An Esteemed International Educational Institute

Business Background:

With the increase in the number of students for whom English is a second language, "one model fits all" approach fails. To elaborate, same reading material and teaching styles for all the students will fail in these scenarios. Reading plays a crucial role for any education development, but finding appropriate reading materials for students at different reading complexity levels is quite often difficult.

Need For Analytics:

To address the problem of providing reading materials at different reading complexity levels, often teachers make an effort to find materials from various online sources. Unfortunately, this process is difficult and time consuming. To suffice the needs of different students, teachers are often forced to rewrite the material themselves to suite the various needs of students. Application of text mining and machine learning approaches on the reading materials automates the process of determining the complexity of the material.

Technical Solution:

Collected data from common core state standards. Each data entry has a grade level which determines the complexity of the reading comprehension. With this data as training set, we applied text mining techniques to extract useful information from the data set.
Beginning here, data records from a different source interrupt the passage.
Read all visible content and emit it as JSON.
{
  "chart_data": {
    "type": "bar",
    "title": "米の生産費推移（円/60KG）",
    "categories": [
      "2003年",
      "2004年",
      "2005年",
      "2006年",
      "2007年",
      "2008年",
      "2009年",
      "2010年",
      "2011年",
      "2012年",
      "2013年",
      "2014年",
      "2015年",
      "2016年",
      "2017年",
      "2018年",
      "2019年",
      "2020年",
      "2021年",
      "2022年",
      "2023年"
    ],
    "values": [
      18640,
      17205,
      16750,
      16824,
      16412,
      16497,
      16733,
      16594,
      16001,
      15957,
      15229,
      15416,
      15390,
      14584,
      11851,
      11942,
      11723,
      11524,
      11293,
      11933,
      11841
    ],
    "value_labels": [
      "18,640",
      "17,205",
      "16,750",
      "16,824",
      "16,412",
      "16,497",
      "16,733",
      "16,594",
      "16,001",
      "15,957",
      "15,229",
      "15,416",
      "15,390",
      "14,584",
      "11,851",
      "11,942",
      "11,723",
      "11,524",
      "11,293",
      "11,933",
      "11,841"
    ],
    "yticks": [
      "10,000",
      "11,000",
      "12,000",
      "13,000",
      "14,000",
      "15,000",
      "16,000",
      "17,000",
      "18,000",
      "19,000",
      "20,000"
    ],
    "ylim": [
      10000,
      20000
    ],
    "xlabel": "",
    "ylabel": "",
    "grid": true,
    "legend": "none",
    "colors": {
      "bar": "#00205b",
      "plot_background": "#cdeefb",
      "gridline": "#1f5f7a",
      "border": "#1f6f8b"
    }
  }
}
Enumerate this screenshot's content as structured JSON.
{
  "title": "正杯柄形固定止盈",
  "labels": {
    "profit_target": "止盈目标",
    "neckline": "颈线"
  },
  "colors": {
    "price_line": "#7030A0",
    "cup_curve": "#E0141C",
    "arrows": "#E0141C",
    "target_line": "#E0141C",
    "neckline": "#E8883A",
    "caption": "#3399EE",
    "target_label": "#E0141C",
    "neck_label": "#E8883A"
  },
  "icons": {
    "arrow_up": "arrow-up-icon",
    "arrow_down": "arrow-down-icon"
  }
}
Each text document is represented as a graph and features to define each text document are extracted by applying social network analysis on the graph.

A combination of social network aspects and the graph properties of the text act as features to define the text document. After extracting features from all the text documents, a machine learning algorithm for classification is applied. The accuracy of the model built for commendable for the test data provided by the university.

Software / Tools:

Quadratyx NLPTook Kit, Gephi, Java, R


The model has been built and deployed successfully. The accuracy on the test data provided by the university is commendable.